The pipeline file is created.
Next, to open the pipeline file, we will still call the open function of the file system. Or call pipefifo all the way along the call mode of the file system_ FOPS' open function, that is, fifo_open.
static int fifo_open(struct inode *inode, struct file *filp) { struct pipe_inode_info *pipe; bool is_pipe = inode->i_sb->s_magic == PIPEFS_MAGIC; int ret; filp->f_version = 0; if (inode->i_pipe) { pipe = inode->i_pipe; pipe->files++; } else { pipe = alloc_pipe_info(); pipe->files = 1; inode->i_pipe = pipe; spin_unlock(&inode->i_lock); } filp->private_data = pipe; filp->f_mode &= (FMODE_READ | FMODE_WRITE); switch (filp->f_mode) { case FMODE_READ: pipe->r_counter++; if (pipe->readers++ == 0) wake_up_partner(pipe); if (!is_pipe && !pipe->writers) { if ((filp->f_flags & O_NONBLOCK)) { filp->f_version = pipe->w_counter; } else { if (wait_for_partner(pipe, &pipe->w_counter)) goto err_rd; } } break; case FMODE_WRITE: pipe->w_counter++; if (!pipe->writers++) wake_up_partner(pipe); if (!is_pipe && !pipe->readers) { if (wait_for_partner(pipe, &pipe->r_counter)) goto err_wr; } break; case FMODE_READ | FMODE_WRITE: pipe->readers++; pipe->writers++; pipe->r_counter++; pipe->w_counter++; if (pipe->readers == 1 || pipe->writers == 1) wake_up_partner(pipe); break; ...... } ...... }
In fifo_open, create a pipe_inode_info, which is the same as anonymous pipeline.

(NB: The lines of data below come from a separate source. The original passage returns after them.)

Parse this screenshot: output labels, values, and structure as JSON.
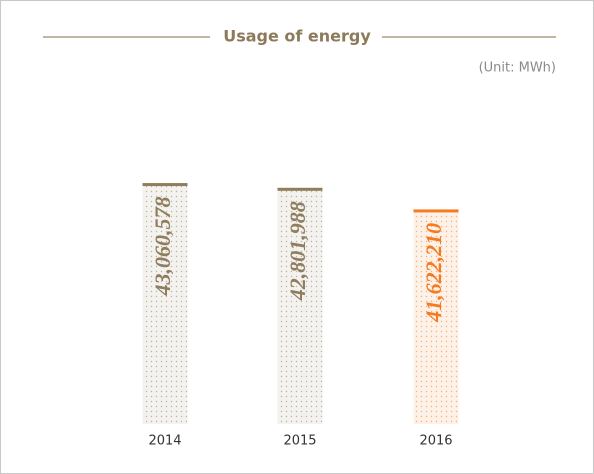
{
  "chart_data": {
    "type": "bar",
    "title": "Usage of energy",
    "subtitle": "(Unit: MWh)",
    "categories": [
      "2014",
      "2015",
      "2016"
    ],
    "values": [
      43060578,
      42801988,
      41622210
    ],
    "value_labels": [
      "43,060,578",
      "42,801,988",
      "41,622,210"
    ],
    "colors": [
      "#8f7d5e",
      "#8f7d5e",
      "#f47b20"
    ],
    "ylim": [
      30000000,
      45000000
    ]
  }
}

One member of this structure is struct pipe_buffer *bufs. We can know that the so-called named pipeline is actually a string of caches in the kernel.
Next, for the writing of named pipes, we will still call pipefifo_ Pipe of FOPS_ Write function, to pipe_write data in the buffer. For the read in of named pipes, we will still call pipefifo_ Pipe of FOPS_ Read, that is, from pipe_read data from the buffer.
summary
Whether it is an anonymous pipe or a named pipe, it is a file in the kernel. As long as it is a file, there must be an inode. A special inode is used here. Character devices and block devices are all special inodes.
In this special inode, file_operations executes a special pipefifo_fops, this inode corresponds to the cache in memory
When we use the open function of the file to open the pipeline, pipefifo will be called for special files_ The method in FOPS creates a struct file structure. Its inode points to a special inode and also corresponds to the cache in memory, file_operations also point to the pipe specific pipefifo_fops.
Writing a pipe is to find the cache write from the struct file structure, and reading a pipe is to find the cache read from the struct file structure.